Remote sensing instruments such as MODIS have a number of light detectors on board that measure specific wavelengths of light coming off the Earth. With these detectors researchers can take a satellite image of the infrared and red light emanating from a plot of land. They can then compare the intensity of these two types of light at each point (pixel) on the image to arrive at the vegetation density. In general, if the difference is at its highest value, then the vegetation at that pixel is likely to be dense and may contain some type of forest. If it is at its lowest value, then the vegetation is probably sparse and may consist of tundra or desert. Values between these two extremes indicate vegetation such as grassland and farmland.

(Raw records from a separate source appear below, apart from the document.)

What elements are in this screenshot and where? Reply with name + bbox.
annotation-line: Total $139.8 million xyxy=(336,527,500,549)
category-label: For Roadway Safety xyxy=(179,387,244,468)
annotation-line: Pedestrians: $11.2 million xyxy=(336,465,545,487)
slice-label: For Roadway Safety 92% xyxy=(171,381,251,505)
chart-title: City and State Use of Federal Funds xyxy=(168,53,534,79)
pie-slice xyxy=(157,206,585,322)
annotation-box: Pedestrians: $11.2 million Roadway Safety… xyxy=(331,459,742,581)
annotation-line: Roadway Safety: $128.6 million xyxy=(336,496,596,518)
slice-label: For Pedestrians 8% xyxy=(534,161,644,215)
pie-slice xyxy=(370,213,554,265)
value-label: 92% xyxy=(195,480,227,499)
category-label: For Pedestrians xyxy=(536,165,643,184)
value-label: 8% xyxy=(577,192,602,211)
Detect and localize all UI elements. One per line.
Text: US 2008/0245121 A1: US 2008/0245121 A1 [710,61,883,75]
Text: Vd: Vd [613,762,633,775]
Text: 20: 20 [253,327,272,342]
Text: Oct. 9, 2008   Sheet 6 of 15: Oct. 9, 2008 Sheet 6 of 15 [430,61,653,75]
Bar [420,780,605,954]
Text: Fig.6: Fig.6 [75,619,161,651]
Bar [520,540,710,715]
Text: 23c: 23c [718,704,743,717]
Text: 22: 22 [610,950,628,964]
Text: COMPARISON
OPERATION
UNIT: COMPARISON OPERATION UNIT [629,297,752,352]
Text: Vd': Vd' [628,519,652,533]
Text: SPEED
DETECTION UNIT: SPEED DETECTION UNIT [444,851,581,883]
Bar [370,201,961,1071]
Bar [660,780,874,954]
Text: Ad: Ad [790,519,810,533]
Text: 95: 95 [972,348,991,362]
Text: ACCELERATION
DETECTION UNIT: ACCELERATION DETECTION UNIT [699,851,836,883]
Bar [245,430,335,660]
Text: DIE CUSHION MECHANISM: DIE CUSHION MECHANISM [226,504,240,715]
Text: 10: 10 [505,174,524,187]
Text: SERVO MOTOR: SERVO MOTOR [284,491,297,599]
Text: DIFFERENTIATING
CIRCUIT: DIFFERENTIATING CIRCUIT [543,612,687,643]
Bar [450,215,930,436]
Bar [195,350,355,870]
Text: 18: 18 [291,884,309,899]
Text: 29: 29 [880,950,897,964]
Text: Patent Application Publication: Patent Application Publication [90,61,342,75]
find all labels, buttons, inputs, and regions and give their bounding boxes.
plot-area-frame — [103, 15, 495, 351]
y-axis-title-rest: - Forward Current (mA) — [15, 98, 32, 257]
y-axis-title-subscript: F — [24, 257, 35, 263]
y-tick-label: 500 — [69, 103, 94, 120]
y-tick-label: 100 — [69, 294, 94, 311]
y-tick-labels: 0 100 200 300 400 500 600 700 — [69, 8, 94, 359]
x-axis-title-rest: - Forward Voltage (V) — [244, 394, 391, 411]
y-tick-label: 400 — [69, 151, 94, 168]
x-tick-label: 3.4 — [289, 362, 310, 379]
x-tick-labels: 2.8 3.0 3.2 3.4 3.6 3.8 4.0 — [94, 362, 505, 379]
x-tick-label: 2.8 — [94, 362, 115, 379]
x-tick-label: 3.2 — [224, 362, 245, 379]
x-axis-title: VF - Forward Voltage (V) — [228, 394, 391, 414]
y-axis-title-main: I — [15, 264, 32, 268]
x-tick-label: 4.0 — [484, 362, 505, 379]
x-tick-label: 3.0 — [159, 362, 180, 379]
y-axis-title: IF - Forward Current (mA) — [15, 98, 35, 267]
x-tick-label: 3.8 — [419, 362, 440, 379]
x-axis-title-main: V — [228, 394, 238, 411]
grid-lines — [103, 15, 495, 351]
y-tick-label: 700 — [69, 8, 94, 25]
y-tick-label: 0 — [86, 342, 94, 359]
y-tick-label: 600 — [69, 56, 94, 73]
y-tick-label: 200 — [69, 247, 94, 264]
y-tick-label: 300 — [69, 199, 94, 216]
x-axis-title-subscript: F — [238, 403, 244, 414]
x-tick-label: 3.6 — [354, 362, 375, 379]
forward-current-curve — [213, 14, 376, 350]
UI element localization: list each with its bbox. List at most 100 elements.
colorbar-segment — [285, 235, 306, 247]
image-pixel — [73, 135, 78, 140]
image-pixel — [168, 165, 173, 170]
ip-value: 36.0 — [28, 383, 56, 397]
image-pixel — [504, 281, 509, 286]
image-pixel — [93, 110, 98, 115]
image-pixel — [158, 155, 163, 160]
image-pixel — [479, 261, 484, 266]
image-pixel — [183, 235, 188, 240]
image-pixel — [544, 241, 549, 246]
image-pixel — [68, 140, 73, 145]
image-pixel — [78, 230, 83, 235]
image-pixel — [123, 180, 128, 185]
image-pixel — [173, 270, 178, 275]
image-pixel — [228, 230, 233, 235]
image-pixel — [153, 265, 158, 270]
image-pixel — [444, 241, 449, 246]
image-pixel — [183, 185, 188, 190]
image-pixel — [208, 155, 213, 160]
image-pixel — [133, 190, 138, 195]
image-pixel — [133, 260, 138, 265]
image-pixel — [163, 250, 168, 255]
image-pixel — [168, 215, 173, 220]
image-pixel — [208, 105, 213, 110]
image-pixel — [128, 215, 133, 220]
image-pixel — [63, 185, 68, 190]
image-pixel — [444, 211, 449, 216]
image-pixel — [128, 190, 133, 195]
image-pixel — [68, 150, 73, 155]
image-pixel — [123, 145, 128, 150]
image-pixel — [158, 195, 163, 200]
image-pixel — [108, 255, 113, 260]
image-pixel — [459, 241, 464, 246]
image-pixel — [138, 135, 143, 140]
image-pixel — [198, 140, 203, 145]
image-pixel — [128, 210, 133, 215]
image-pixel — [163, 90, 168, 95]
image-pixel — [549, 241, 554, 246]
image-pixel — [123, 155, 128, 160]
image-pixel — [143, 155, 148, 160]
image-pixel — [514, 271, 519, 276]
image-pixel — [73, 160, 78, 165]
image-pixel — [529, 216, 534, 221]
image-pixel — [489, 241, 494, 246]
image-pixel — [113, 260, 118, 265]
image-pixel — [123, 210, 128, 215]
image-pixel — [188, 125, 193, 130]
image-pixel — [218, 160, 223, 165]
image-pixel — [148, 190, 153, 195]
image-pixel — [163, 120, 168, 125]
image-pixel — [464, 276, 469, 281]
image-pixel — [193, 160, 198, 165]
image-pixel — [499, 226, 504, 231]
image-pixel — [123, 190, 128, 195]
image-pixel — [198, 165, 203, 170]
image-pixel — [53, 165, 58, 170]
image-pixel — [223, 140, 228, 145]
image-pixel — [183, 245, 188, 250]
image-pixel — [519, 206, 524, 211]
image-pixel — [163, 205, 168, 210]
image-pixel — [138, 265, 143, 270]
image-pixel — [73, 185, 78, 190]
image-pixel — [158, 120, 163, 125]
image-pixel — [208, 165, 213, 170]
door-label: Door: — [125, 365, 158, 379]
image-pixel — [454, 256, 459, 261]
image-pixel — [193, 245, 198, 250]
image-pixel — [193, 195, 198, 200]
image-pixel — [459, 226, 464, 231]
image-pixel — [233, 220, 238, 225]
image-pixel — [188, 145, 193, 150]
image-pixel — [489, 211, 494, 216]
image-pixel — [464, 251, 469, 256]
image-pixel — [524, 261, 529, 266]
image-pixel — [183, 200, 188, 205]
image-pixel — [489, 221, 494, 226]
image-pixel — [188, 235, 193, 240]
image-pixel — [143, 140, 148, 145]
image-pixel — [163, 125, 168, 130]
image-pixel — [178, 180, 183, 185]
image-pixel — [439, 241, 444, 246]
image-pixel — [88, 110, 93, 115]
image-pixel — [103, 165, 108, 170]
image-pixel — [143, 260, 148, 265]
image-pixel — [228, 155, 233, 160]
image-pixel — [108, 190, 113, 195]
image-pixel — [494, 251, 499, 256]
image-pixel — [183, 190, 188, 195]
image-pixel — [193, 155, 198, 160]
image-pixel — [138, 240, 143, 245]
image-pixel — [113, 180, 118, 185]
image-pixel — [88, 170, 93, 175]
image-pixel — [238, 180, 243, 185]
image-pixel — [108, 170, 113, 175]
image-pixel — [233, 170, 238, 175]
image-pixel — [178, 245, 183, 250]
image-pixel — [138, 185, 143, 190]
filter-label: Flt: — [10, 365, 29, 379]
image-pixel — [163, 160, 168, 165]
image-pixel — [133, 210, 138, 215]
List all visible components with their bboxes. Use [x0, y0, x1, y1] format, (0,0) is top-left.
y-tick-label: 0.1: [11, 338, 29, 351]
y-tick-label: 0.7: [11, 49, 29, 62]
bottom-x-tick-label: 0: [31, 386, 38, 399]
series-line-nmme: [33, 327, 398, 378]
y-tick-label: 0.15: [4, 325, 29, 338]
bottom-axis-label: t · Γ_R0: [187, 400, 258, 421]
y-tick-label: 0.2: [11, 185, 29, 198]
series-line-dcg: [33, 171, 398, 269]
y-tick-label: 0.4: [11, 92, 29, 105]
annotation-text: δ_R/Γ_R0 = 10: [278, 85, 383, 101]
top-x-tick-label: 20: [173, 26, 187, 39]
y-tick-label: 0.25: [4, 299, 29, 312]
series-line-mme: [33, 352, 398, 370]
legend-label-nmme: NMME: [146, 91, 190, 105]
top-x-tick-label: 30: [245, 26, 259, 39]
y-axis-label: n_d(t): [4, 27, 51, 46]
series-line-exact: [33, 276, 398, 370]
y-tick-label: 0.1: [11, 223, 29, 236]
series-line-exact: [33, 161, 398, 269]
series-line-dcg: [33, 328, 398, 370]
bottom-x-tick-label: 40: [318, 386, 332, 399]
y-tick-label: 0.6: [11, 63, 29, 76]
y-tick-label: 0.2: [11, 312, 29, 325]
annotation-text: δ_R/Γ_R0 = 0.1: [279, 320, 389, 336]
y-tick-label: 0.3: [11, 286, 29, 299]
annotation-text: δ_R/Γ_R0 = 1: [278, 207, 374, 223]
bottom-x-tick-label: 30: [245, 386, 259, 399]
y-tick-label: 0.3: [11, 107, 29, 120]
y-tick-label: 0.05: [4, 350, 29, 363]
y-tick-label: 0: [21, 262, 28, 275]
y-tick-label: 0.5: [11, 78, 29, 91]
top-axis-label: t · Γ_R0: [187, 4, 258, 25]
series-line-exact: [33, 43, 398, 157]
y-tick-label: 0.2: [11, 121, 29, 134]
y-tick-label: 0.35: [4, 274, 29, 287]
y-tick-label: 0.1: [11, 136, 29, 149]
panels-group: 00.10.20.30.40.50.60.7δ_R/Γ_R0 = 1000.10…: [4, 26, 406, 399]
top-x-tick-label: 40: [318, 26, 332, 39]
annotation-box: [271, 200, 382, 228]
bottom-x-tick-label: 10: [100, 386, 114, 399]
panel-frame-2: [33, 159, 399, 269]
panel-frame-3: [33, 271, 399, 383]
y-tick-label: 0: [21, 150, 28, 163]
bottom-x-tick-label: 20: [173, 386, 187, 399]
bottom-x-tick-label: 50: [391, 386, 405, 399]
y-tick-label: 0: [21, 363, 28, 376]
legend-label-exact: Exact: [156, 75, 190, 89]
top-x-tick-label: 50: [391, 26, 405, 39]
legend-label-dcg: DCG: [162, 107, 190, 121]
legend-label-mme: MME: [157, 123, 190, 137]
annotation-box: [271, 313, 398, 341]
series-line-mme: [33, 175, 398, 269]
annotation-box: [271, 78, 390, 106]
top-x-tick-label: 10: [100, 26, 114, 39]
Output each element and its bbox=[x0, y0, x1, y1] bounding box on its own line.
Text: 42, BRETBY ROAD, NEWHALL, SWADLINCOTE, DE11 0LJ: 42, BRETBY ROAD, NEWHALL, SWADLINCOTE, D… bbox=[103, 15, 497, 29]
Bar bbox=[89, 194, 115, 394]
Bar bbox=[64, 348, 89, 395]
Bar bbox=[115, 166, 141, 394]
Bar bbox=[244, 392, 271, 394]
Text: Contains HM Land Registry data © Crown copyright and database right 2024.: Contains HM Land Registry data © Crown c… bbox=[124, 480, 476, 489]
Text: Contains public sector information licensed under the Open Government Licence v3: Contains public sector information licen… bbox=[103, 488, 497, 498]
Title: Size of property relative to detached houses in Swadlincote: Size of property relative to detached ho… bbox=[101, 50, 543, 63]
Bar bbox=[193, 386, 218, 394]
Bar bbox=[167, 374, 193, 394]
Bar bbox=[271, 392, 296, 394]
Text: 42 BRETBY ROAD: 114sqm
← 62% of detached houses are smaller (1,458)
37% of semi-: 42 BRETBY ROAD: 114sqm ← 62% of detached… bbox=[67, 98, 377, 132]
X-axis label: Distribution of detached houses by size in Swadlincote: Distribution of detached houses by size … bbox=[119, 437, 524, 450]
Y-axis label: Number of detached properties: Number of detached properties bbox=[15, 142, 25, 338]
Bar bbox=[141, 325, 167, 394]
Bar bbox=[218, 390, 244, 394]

Nearly all satellite vegetation indices employ this difference formula to quantify the density of plant growth on the Earth. The Arizona team plans to use two such indices in their surveys. The first is known as the normalized difference vegetation index (NDVI), and it has been around for more than twenty years. In this formula the difference in intensity of red and infrared light reflecting from an area of land is divided by the sum of the two intensities. The result is an index of vegetation that runs from zero to one. A zero means almost no vegetation and a one indicates the highest amount of vegetation. The second index, the enhanced vegetation index (EVI), takes advantage of MODIS's state-of-the-art capabilities. While the EVI returns values ranging from zero to one, it corrects for some distortions in the reflected light caused by the particles in the air and the ground cover below the vegetation. The data product also does not become saturated as easily as the NDVI when viewing rainforests and other areas of the Earth with large amounts of chlorophyll.

However, the improved index does not eliminate all obstacles. Clouds and aerosols can often block the satellite's view entirely, glare from the sun can saturate certain pixels, and temporary malfunctions in the satellite instrument itself can distort an image. Consequently, many of the pixels in a day's worth of images are undecipherable, and a map made from the daily vegetation index would be patchy at best.

With the imaging data the MODIS instrument provides, Huete and his team should be able to use these indices to get daily measurements of vegetation density over most of the Earth's surface. The maps will be helpful in monitoring and understanding environmental and climate changes such as deforestation and desertification. The maps will also play a major role in other satellite measurements. They are crucial in classifying different types of vegetation in the land cover change data products (MOD 12), and they provide surface estimations for the leaf area index (MOD 15). Additional data products will use the indices to mask vegetation. The MODIS snow cover data product (MOD 10, MOD 33), for instance, will incorporate the NDVI in heavily forested areas to separate tree canopies from the snow that lies beneath them.